2. Always carry your alien card–It may sound obvious(since immigration stresses this point) but people always forget to bring it. Like Lindsay and me. We almost didn’t make in to Jeju because the coast guard requires you have your card. On the way off the island we again caught flack for not having it. Just carry it. Whereever you go, especially when you are leaving the mainland.  It might be required to get where you are going.

3. Don’t carry won outside of the country– We took a wad of won to Vietnam for backup purposes when we ran out of dong. When we ran out of dong and took the won to the bank to change it over the banker looked at it like it was Monopoly money. Instead carry an ATM card that can be used internationally.  Not all Korean ATM cards can be used abroad.  We take our Bank of America cards and use them at ATMs wherever we go. If there isn’t time to transfer money home take more of the country’s currency you are going to or transfer your won to US dollars in Korea. 

4. Carry a credit card– I know, I know. You don’t have and don’t want a credit card, but it might bail you out when you least expect it. Western Unions are in some of the most remote towns in Asia and you can wire money from your card in case of an emergency of if you forgot you debit card.  Also, if you have a health issue you haven’t budgeted for a credit card can help get you treatment. In some places in Asia you must pay before you receive any treatment in a hospital, before each procedure. A credit card handy just might save your life.

5. Respect the culture its rules– I don’t care how stupid you think something is, do your best to respect it. Don’t be outwardly disrespectful.

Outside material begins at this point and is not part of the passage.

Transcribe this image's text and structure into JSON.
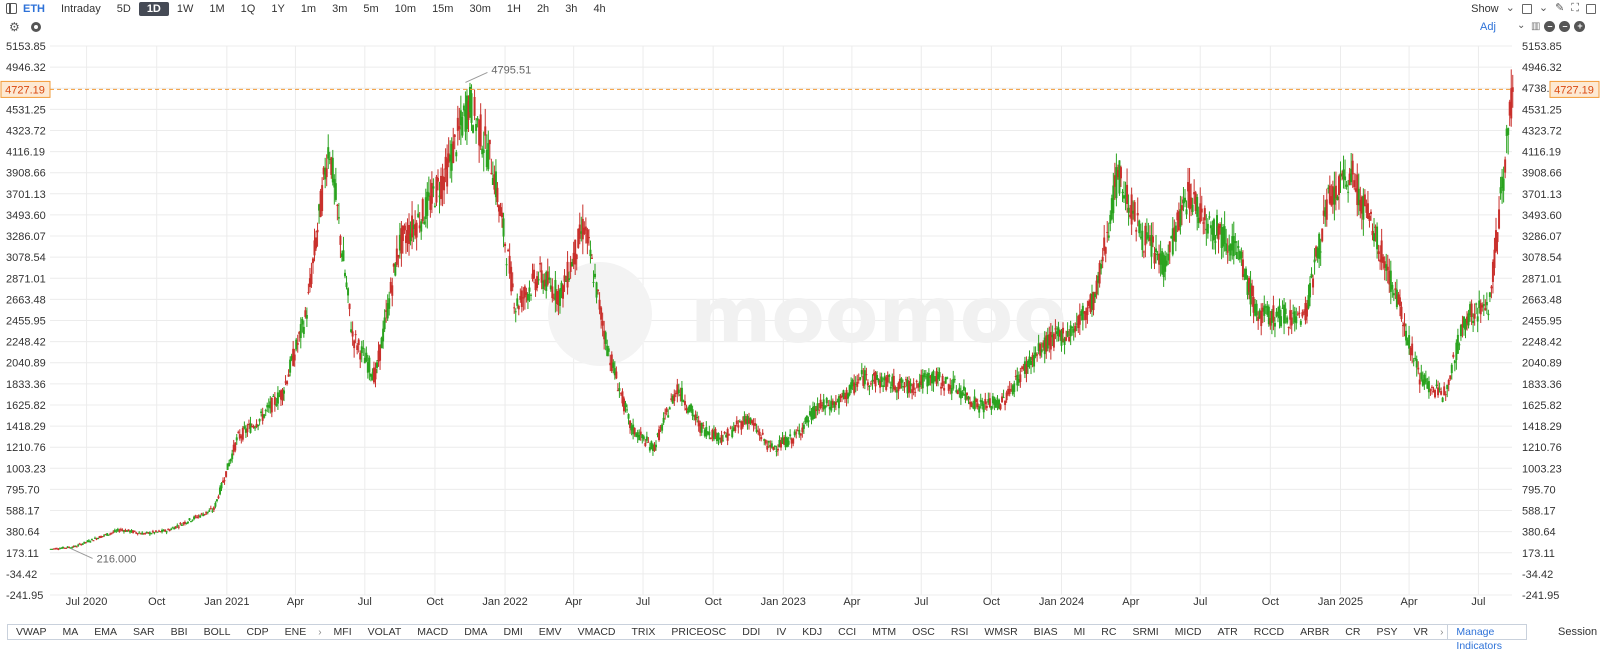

Making a disgusted face at a local dish, talking loud in a mosque or wearing your shoes into a restaurant are enough to make people feel like “All people from *your country here* are douchebags!” Try to leave a good impression on the people.

6. Carry TP and learn to squat– In some countries you are out of luck if you need to use the toilet and need TP. Many Asian countries don’t use it or expect you to have your own. In some cases you should throw your toilet paper away in a trashcan, don’t flush it.  You could end up overflowing someone’s toilet.  Also many Asian toilets are just a hole in the ground. Learn to squat like a baseball catcher.  I must admit that I have come to prefer these toilets.

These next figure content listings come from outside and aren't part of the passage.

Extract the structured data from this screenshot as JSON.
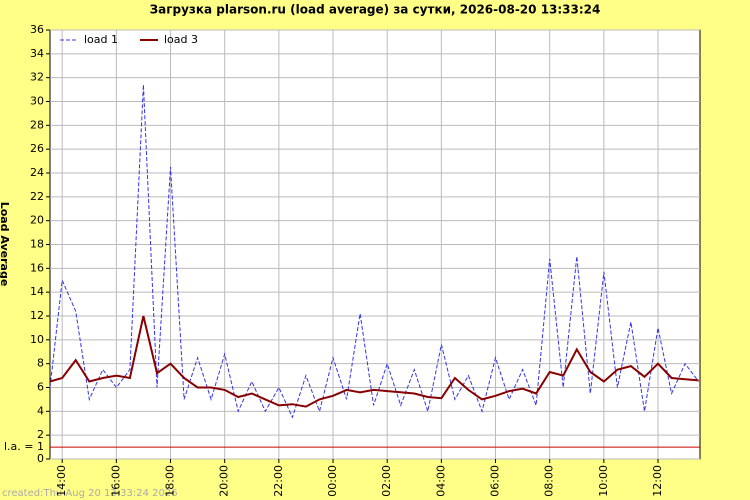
{
  "chart_data": {
    "type": "line",
    "title": "Загрузка plarson.ru (load average) за сутки, 2026-08-20 13:33:24",
    "y_label": "Load Average",
    "footer": "created:Thu Aug 20 13:33:24 2026",
    "x": [
      "13:33",
      "14:00",
      "14:30",
      "15:00",
      "15:30",
      "16:00",
      "16:30",
      "17:00",
      "17:30",
      "18:00",
      "18:30",
      "19:00",
      "19:30",
      "20:00",
      "20:30",
      "21:00",
      "21:30",
      "22:00",
      "22:30",
      "23:00",
      "23:30",
      "00:00",
      "00:30",
      "01:00",
      "01:30",
      "02:00",
      "02:30",
      "03:00",
      "03:30",
      "04:00",
      "04:30",
      "05:00",
      "05:30",
      "06:00",
      "06:30",
      "07:00",
      "07:30",
      "08:00",
      "08:30",
      "09:00",
      "09:30",
      "10:00",
      "10:30",
      "11:00",
      "11:30",
      "12:00",
      "12:30",
      "13:00",
      "13:30"
    ],
    "series": [
      {
        "name": "load 1",
        "color": "#3333ee",
        "dash": true,
        "values": [
          6.0,
          15,
          12.4,
          5.0,
          7.5,
          6.0,
          7.5,
          31.4,
          6.0,
          24.5,
          5.0,
          8.5,
          5.0,
          8.8,
          4.0,
          6.5,
          4.0,
          6.0,
          3.5,
          7.0,
          4.0,
          8.5,
          5.0,
          12.2,
          4.5,
          8.0,
          4.5,
          7.5,
          4.0,
          9.6,
          5.0,
          7.0,
          4.0,
          8.5,
          5.0,
          7.5,
          4.5,
          16.8,
          6.0,
          17.0,
          5.5,
          15.7,
          6.0,
          11.5,
          4.0,
          11.0,
          5.5,
          8.0,
          6.5
        ]
      },
      {
        "name": "load 3",
        "color": "#880000",
        "dash": false,
        "values": [
          6.5,
          6.8,
          8.3,
          6.5,
          6.8,
          7.0,
          6.8,
          12.0,
          7.2,
          8.0,
          6.8,
          6.0,
          6.0,
          5.8,
          5.2,
          5.5,
          5.0,
          4.5,
          4.6,
          4.4,
          5.0,
          5.3,
          5.8,
          5.6,
          5.8,
          5.7,
          5.6,
          5.5,
          5.2,
          5.1,
          6.8,
          5.8,
          5.0,
          5.3,
          5.7,
          5.9,
          5.5,
          7.3,
          7.0,
          9.2,
          7.3,
          6.5,
          7.5,
          7.8,
          6.9,
          8.0,
          6.8,
          6.7,
          6.6
        ]
      }
    ],
    "xlim": [
      "13:33",
      "13:33"
    ],
    "xticks": [
      "14:00",
      "16:00",
      "18:00",
      "20:00",
      "22:00",
      "00:00",
      "02:00",
      "04:00",
      "06:00",
      "08:00",
      "10:00",
      "12:00"
    ],
    "ylim": [
      0,
      36
    ],
    "yticks": [
      0,
      2,
      4,
      6,
      8,
      10,
      12,
      14,
      16,
      18,
      20,
      22,
      24,
      26,
      28,
      30,
      32,
      34,
      36
    ],
    "threshold": {
      "value": 1,
      "label": "l.a. = 1",
      "color": "#cc0000"
    },
    "grid": true,
    "legend": "top-left"
  }
}
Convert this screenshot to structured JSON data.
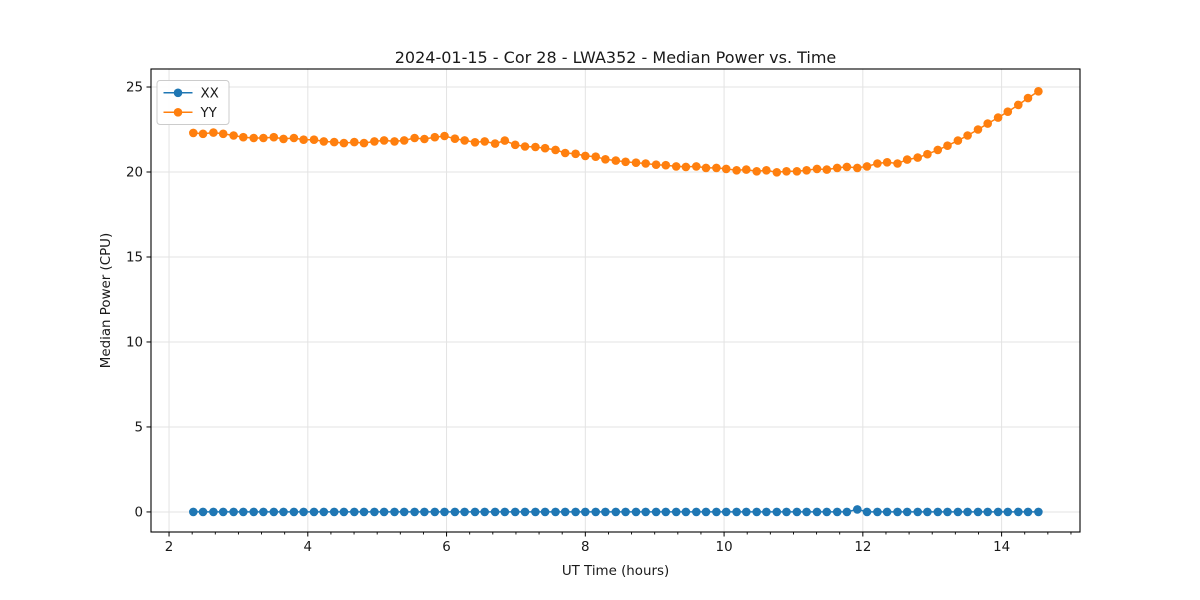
{
  "figure": {
    "background": "#ffffff"
  },
  "chart_data": {
    "type": "line",
    "title": "2024-01-15 - Cor 28 - LWA352 - Median Power vs. Time",
    "xlabel": "UT Time (hours)",
    "ylabel": "Median Power (CPU)",
    "xlim": [
      1.74,
      15.13
    ],
    "ylim": [
      -1.18,
      26.06
    ],
    "xticks": [
      2,
      4,
      6,
      8,
      10,
      12,
      14
    ],
    "yticks": [
      0,
      5,
      10,
      15,
      20,
      25
    ],
    "x_minor_step": 0.33333,
    "grid": true,
    "grid_color": "#e3e3e3",
    "spine_color": "#000000",
    "text_color": "#1a1a1a",
    "legend_position": "upper-left",
    "x": [
      2.35,
      2.49,
      2.64,
      2.78,
      2.93,
      3.07,
      3.22,
      3.36,
      3.51,
      3.65,
      3.8,
      3.94,
      4.09,
      4.23,
      4.38,
      4.52,
      4.67,
      4.81,
      4.96,
      5.1,
      5.25,
      5.39,
      5.54,
      5.68,
      5.83,
      5.97,
      6.12,
      6.26,
      6.41,
      6.55,
      6.7,
      6.84,
      6.99,
      7.13,
      7.28,
      7.42,
      7.57,
      7.71,
      7.86,
      8.0,
      8.15,
      8.29,
      8.44,
      8.58,
      8.73,
      8.87,
      9.02,
      9.16,
      9.31,
      9.45,
      9.6,
      9.74,
      9.89,
      10.03,
      10.18,
      10.32,
      10.47,
      10.61,
      10.76,
      10.9,
      11.05,
      11.19,
      11.34,
      11.48,
      11.63,
      11.77,
      11.92,
      12.06,
      12.21,
      12.35,
      12.5,
      12.64,
      12.79,
      12.93,
      13.08,
      13.22,
      13.37,
      13.51,
      13.66,
      13.8,
      13.95,
      14.09,
      14.24,
      14.38,
      14.53
    ],
    "series": [
      {
        "name": "XX",
        "color": "#1f77b4",
        "values": [
          0,
          0,
          0,
          0,
          0,
          0,
          0,
          0,
          0,
          0,
          0,
          0,
          0,
          0,
          0,
          0,
          0,
          0,
          0,
          0,
          0,
          0,
          0,
          0,
          0,
          0,
          0,
          0,
          0,
          0,
          0,
          0,
          0,
          0,
          0,
          0,
          0,
          0,
          0,
          0,
          0,
          0,
          0,
          0,
          0,
          0,
          0,
          0,
          0,
          0,
          0,
          0,
          0,
          0,
          0,
          0,
          0,
          0,
          0,
          0,
          0,
          0,
          0,
          0,
          0,
          0,
          0.15,
          0,
          0,
          0,
          0,
          0,
          0,
          0,
          0,
          0,
          0,
          0,
          0,
          0,
          0,
          0,
          0,
          0,
          0
        ]
      },
      {
        "name": "YY",
        "color": "#ff7f0e",
        "values": [
          22.3,
          22.25,
          22.32,
          22.25,
          22.15,
          22.05,
          22.0,
          22.0,
          22.05,
          21.95,
          22.0,
          21.9,
          21.9,
          21.8,
          21.76,
          21.7,
          21.76,
          21.7,
          21.8,
          21.86,
          21.8,
          21.86,
          22.0,
          21.94,
          22.05,
          22.12,
          21.96,
          21.86,
          21.75,
          21.8,
          21.67,
          21.85,
          21.6,
          21.5,
          21.47,
          21.4,
          21.3,
          21.12,
          21.07,
          20.95,
          20.9,
          20.75,
          20.67,
          20.6,
          20.55,
          20.5,
          20.43,
          20.4,
          20.33,
          20.3,
          20.33,
          20.24,
          20.24,
          20.18,
          20.1,
          20.14,
          20.04,
          20.1,
          19.98,
          20.04,
          20.04,
          20.1,
          20.18,
          20.14,
          20.24,
          20.3,
          20.24,
          20.33,
          20.5,
          20.57,
          20.5,
          20.73,
          20.85,
          21.05,
          21.3,
          21.55,
          21.85,
          22.15,
          22.5,
          22.85,
          23.2,
          23.55,
          23.95,
          24.35,
          24.75
        ]
      }
    ],
    "legend": [
      "XX",
      "YY"
    ]
  }
}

7. Be a responsible tourist– If you want to give money to the locals try to do it in a more responsible way than just giving it to locals. There are organizations that use donations responsibly.  Giving money to beggars just promotes begging. If you think it is sad to see children in the streets begging it is because it is a lucrative business. Maybe not giving in and giving to beggars will get these kids off the streets quicker. Give your money to an organization with a good reputation for helping poor locals.

8. Don’t be more of a target than you already are– In some countries, like India, if you are foreign you might as well have a target drawn on your forehead. Try not to look lost and do what you can to not pull your Lonely Planet out of your bag.  Consider doing your research before heading out or tearing pages from your guidebook. It might help prevent some hassle from those after your money!


  1. Blake says:

    So curious as to why you prefer the “squatter” style toilet now?

    Amazing journey you two have been on. And I enjoy reading up on your adventures.


  2. wpaltizer says:

    Well, there is no worrying about sitting on a nasty toliet seat AND more importantly, let's just say it seems to be a more, ahem, efficient position.